The failure of law enforcement authorities to deal effectively with the problem of missing and murdered indigenous women and girls in Canada is just one element of the dysfunctional relationship between the Canadian police and indigenous communities. This report addresses the relationship between the RCMP and indigenous women and girls in northern BC and documents not only how indigenous women and girls are under-protected by the police but also how some have been the objects of outright police abuse. The report further documents the shortcomings of available oversight mechanisms designed to provide accountability for police misconduct and failure to protect.
In ten towns across the north, Human Rights Watch documented RCMP violations of the rights of indigenous women and girls: young girls pepper-sprayed and Tasered; a 12-year-old girl attacked by a police dog; a 17-year-old punched repeatedly by an officer who had been called to help her; women strip-searched by male officers; and women injured due to excessive force used during arrest.
Human Rights Watch heard disturbing allegations of rape and sexual assault by RCMP officers, including from a woman who described how in July 2012 police officers took her outside of town, raped her, and threatened to kill her if she told anyone. Human Rights Watch strongly urges an independent civilian-led investigation of these allegations with the aim of achieving criminal accountability for the alleged crimes. Human Rights Watch would eagerly cooperate with such an investigation to the extent we are able to without compromising the safety and privacy of victims.

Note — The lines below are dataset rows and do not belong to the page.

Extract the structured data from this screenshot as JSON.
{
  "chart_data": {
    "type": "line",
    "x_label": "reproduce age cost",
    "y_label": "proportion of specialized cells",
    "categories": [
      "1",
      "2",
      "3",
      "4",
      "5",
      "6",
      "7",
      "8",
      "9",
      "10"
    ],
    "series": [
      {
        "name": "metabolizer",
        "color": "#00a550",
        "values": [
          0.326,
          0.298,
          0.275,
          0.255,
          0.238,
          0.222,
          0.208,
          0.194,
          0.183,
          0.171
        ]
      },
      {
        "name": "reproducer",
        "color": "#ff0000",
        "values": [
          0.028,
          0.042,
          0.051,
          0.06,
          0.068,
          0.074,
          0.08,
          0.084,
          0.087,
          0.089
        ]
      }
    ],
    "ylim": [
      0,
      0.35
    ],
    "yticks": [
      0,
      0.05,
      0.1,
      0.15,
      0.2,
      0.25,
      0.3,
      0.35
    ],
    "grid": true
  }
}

For many indigenous women and girls interviewed for this report, abuses and other indignities visited on them by the police have come to define their relationship with law enforcement. At times the physical abuse was accompanied by verbal racist or sexist abuse. Concerns about police harassment led some women – including respected community leaders – to limit their time in public places where they might come into contact with officers. The situations documented in this report – such as a girl restrained with handcuffs tight enough to break her skin, detainees who had food thrown at them in their cells, a detainee whose need for medical treatment was ignored – raise serious concerns about tactics used in policing of indigenous communities in BC and about the police's regard for the wellbeing and dignity of indigenous women and girls.

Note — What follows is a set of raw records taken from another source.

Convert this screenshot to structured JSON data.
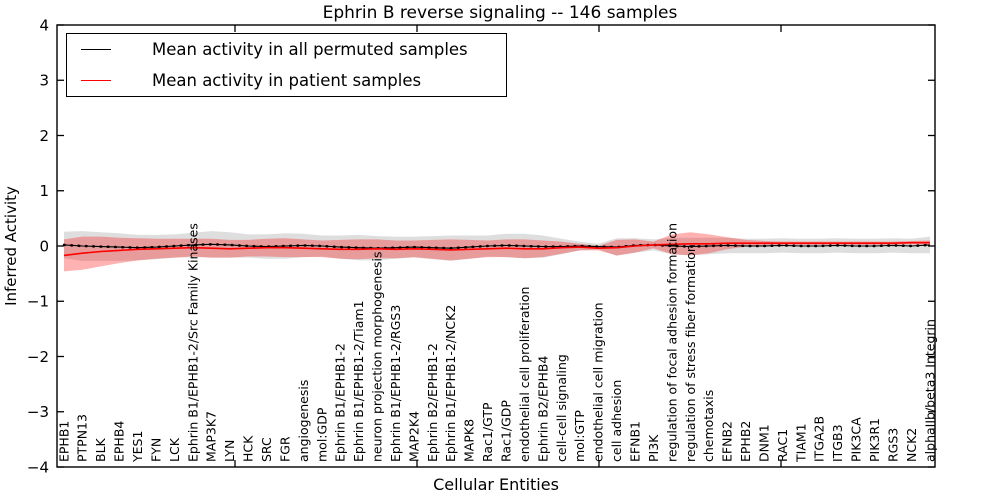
{
  "title": "Ephrin B reverse signaling -- 146 samples",
  "axes": {
    "xlabel": "Cellular Entities",
    "ylabel": "Inferred Activity",
    "ytick_labels": [
      "4",
      "3",
      "2",
      "1",
      "0",
      "−1",
      "−2",
      "−3",
      "−4"
    ]
  },
  "legend": {
    "items": [
      {
        "label": "Mean activity in all permuted samples",
        "color": "#000000"
      },
      {
        "label": "Mean activity in patient samples",
        "color": "#ff0000"
      }
    ]
  },
  "chart_data": {
    "type": "line",
    "title": "Ephrin B reverse signaling -- 146 samples",
    "xlabel": "Cellular Entities",
    "ylabel": "Inferred Activity",
    "ylim": [
      -4,
      4
    ],
    "yticks": [
      4,
      3,
      2,
      1,
      0,
      -1,
      -2,
      -3,
      -4
    ],
    "grid": false,
    "legend_position": "upper left",
    "categories": [
      "EPHB1",
      "PTPN13",
      "BLK",
      "EPHB4",
      "YES1",
      "FYN",
      "LCK",
      "Ephrin B1/EPHB1-2/Src Family Kinases",
      "MAP3K7",
      "LYN",
      "HCK",
      "SRC",
      "FGR",
      "angiogenesis",
      "mol:GDP",
      "Ephrin B1/EPHB1-2",
      "Ephrin B1/EPHB1-2/Tiam1",
      "neuron projection morphogenesis",
      "Ephrin B1/EPHB1-2/RGS3",
      "MAP2K4",
      "Ephrin B2/EPHB1-2",
      "Ephrin B1/EPHB1-2/NCK2",
      "MAPK8",
      "Rac1/GTP",
      "Rac1/GDP",
      "endothelial cell proliferation",
      "Ephrin B2/EPHB4",
      "cell-cell signaling",
      "mol:GTP",
      "endothelial cell migration",
      "cell adhesion",
      "EFNB1",
      "PI3K",
      "regulation of focal adhesion formation",
      "regulation of stress fiber formation",
      "chemotaxis",
      "EFNB2",
      "EPHB2",
      "DNM1",
      "RAC1",
      "TIAM1",
      "ITGA2B",
      "ITGB3",
      "PIK3CA",
      "PIK3R1",
      "RGS3",
      "NCK2",
      "alphaIIb/beta3 Integrin"
    ],
    "series": [
      {
        "name": "Mean activity in all permuted samples",
        "color": "#000000",
        "line_style": "dotted",
        "band": "mean ± std",
        "band_color": "#000000",
        "band_opacity": 0.13,
        "mean": [
          0.02,
          0.0,
          -0.01,
          -0.02,
          -0.03,
          -0.02,
          0.0,
          0.02,
          0.03,
          0.02,
          0.0,
          -0.01,
          0.0,
          0.01,
          0.0,
          -0.02,
          -0.03,
          -0.04,
          -0.03,
          -0.02,
          -0.03,
          -0.04,
          -0.02,
          0.0,
          0.01,
          0.0,
          -0.01,
          -0.01,
          0.0,
          -0.01,
          -0.02,
          0.01,
          0.02,
          0.0,
          -0.01,
          0.0,
          0.01,
          0.0,
          0.0,
          0.01,
          0.0,
          0.0,
          0.01,
          0.0,
          0.0,
          0.01,
          0.0,
          0.02
        ],
        "std": [
          0.24,
          0.27,
          0.26,
          0.25,
          0.23,
          0.22,
          0.21,
          0.22,
          0.24,
          0.23,
          0.21,
          0.22,
          0.23,
          0.21,
          0.19,
          0.21,
          0.23,
          0.22,
          0.2,
          0.19,
          0.21,
          0.23,
          0.21,
          0.19,
          0.21,
          0.22,
          0.2,
          0.14,
          0.08,
          0.05,
          0.16,
          0.13,
          0.1,
          0.15,
          0.16,
          0.15,
          0.14,
          0.13,
          0.13,
          0.13,
          0.13,
          0.13,
          0.13,
          0.13,
          0.13,
          0.13,
          0.13,
          0.15
        ]
      },
      {
        "name": "Mean activity in patient samples",
        "color": "#ff0000",
        "line_style": "solid",
        "band": "mean ± std",
        "band_color": "#ff0000",
        "band_opacity": 0.3,
        "mean": [
          -0.17,
          -0.13,
          -0.1,
          -0.08,
          -0.06,
          -0.05,
          -0.04,
          -0.03,
          -0.04,
          -0.05,
          -0.04,
          -0.03,
          -0.03,
          -0.04,
          -0.05,
          -0.06,
          -0.06,
          -0.05,
          -0.06,
          -0.05,
          -0.06,
          -0.07,
          -0.06,
          -0.05,
          -0.04,
          -0.05,
          -0.05,
          -0.03,
          -0.02,
          -0.04,
          -0.03,
          0.0,
          0.02,
          0.03,
          0.04,
          0.04,
          0.05,
          0.05,
          0.05,
          0.05,
          0.05,
          0.05,
          0.05,
          0.05,
          0.05,
          0.05,
          0.06,
          0.06
        ],
        "std": [
          0.29,
          0.3,
          0.27,
          0.23,
          0.2,
          0.18,
          0.17,
          0.16,
          0.17,
          0.16,
          0.15,
          0.16,
          0.17,
          0.16,
          0.15,
          0.17,
          0.18,
          0.17,
          0.16,
          0.15,
          0.17,
          0.19,
          0.17,
          0.15,
          0.16,
          0.17,
          0.15,
          0.11,
          0.06,
          0.04,
          0.14,
          0.12,
          0.06,
          0.18,
          0.21,
          0.17,
          0.11,
          0.06,
          0.04,
          0.03,
          0.03,
          0.03,
          0.03,
          0.03,
          0.03,
          0.03,
          0.03,
          0.04
        ]
      }
    ]
  }
}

Incidents of police abuse of indigenous women and girls are compounded by the widely perceived failure of the police to protect women and girls from violence. Not surprisingly, indigenous women and girls report having little faith that police forces responsible for mistreatment and abuse can offer them protection when they face violence in the wider community. As a community service provider told Human Rights Watch, "The most apparent thing to me is the lack of safety women feel. A lot of women, especially First Nations women we see, never feel safe approaching the RCMP because of the injustices they've experienced…The system is really failing women."